A rainy day in Los Angeles offers a perfect opportunity to consider our legacy — yours and mine.

I’m not talking about the money we might leave to those we love. I am talking about the actions we perform each day to help others. Those acts are our most lasting and important gift to the world.

Years ago a young man asked me for advice. He was planning to start a business in commercial property management — similar to mine, and I freely gave him my time along with my guidance.  Then he asked me to share the templates for all of my contracts. I considered the possibility that he might ultimately become a competitor, but what the heck — I believed, and still do, that we have an obligation to help others to the extent we reasonably can. I gave him a copy of each of our forms. He thanked me. I never saw him again.
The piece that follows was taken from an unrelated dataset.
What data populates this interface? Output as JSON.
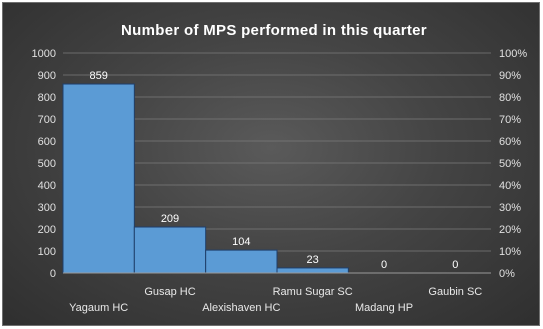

Still, I’m glad I helped. You’ve probably read the articles that establish how helping others brings us happiness. I agree.  It brings me great joy to help others.

I also hope that when I help someone, they will pay it forward by helping someone else, although that would be a bonus.  It’s not part of the original deal.

We all help our children, emotionally and financially from the moment they are born. We even continue to help them long after they begin to know more than we do — at about age thirteen. That’s fine with me. Better they should learn from their own mistakes while they are still at home in a somewhat protected environment. But even after they have fledged from the protective nests of their childhood homes – we continue helping them. And they in turn, begin to help us along with helping their own children, and others.

And so it goes. A cycle of helping others is the best legacy any of us can leave. As soon as I finish writing this blog, I’m going to take a moment to listen to the rain, and silently remember, and thank, all of those who helped me along my way. There have been, and still are, many.

My thanks to you for reading (and sometimes commenting) on my blog. I appreciate you.